The New York Post editorial board on Sunday called on New York City Mayor Bill de Blasio to resign following extensive blackouts in parts of the Big Apple, writing the longshot 2020 candidate “does not care” about his residents.

De Blasio is facing blowback for campaigning in the key primary state of Iowa as roughly 44,000 customers in Manhattan and the Upper West Side lost power on Saturday evening. The New York newspaper cited the deaths of children due to child services failures and the exploding homeless crisis facing the city among the reasons it believes the mayor should resign. The Post blasted the De Blasio’s $773 million Renewal plan to turn around the city’s crumbling schools as a fail and accused the mayor of bailing on the city’s celebratory institutions such as Puerto Rican Day Parade because he no longer needed the community’s votes. He must leave office in 2021 due to term limits.

The Post’s editorial board wrote:

Let’s face it: It’s only by accident de Blasio is mayor in the first place. Without Anthony Weiner’s onanistic implosion, the Campaign Finance Board’s sidelining of rival lefty John Liu, or the support of one peculiar, but well-funded, constituency — people who hate carriage horses — de Blasio would probably be calling for a socialist uprising on Community Board 6.

[…]

He runs the largest, greatest city in America, but Bill de Blasio is bored. He doesn’t relish New York. Doesn’t ride its subways, see its shows, eat in its restaurants (except for one cafe near his gym),” the Post’s editorial board writes. “Once he realized he didn’t need the votes anymore, he skipped the Puerto Rican Day Parade this year. He threw a parade for the Women’s World Cup soccer team just so he could give a tone-deaf campaign speech.”

“Bill de Blasio does not care about New York City,” reads the op-ed. “He does not care about its people. He does not care about how it’s run. He does not care about you or your taxes, creating jobs or improving lives. All Bill de Blasio cares about is Bill de Blasio.

And so, for the good of the city, Gov. Andrew Cuomo needs to remove the mayor from office.

Meanwhile, De Blasio attempted to defend his absence on Sunday, telling reporters upon his arrival back in New York that he was able to attend to the situation while hundreds of miles away by phone.

“With modern communications, the minute it was clear we had a serious situation, I was on the phone to all these folks and we were talking constantly,” the mayor said, according to the New York Daily News. “I was going to have to provide guidance wherever I was.”

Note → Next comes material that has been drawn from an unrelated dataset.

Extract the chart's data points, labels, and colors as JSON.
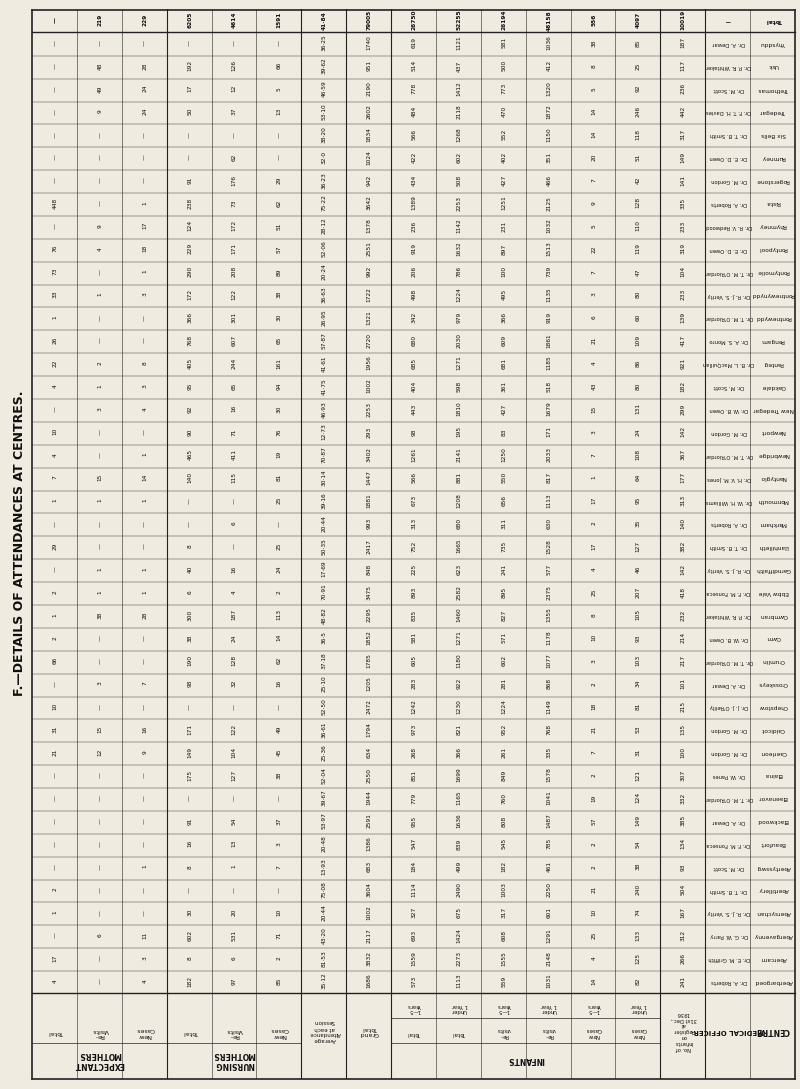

“Unfortunately on a Saturday evening it’s a very long trip back so I wasn’t going to be able to be here immediately under any circumstance,” he added. “There’s fewer flights by the time we could get there, and we were in a place where it’s harder to get to a major airport from.”

Like the Post, New York Gov. Andrew Cuomo (D-NY) criticized De Blasio’s absence, but did not go as far as to demand his resignation.

“I show up. It’s a simple but a tried​-​and​-true formula. You show up. I believe it’s important to be there and show up. I want to see [and hear it] with my own eyes and ears. That’s the governor’s job,” ​Cuomo told Fox 5.

​”​I also believe it’s important, guys, that when people turn on the TV and they see somebody there in charge, it gives them a sense of confidence​,” he added.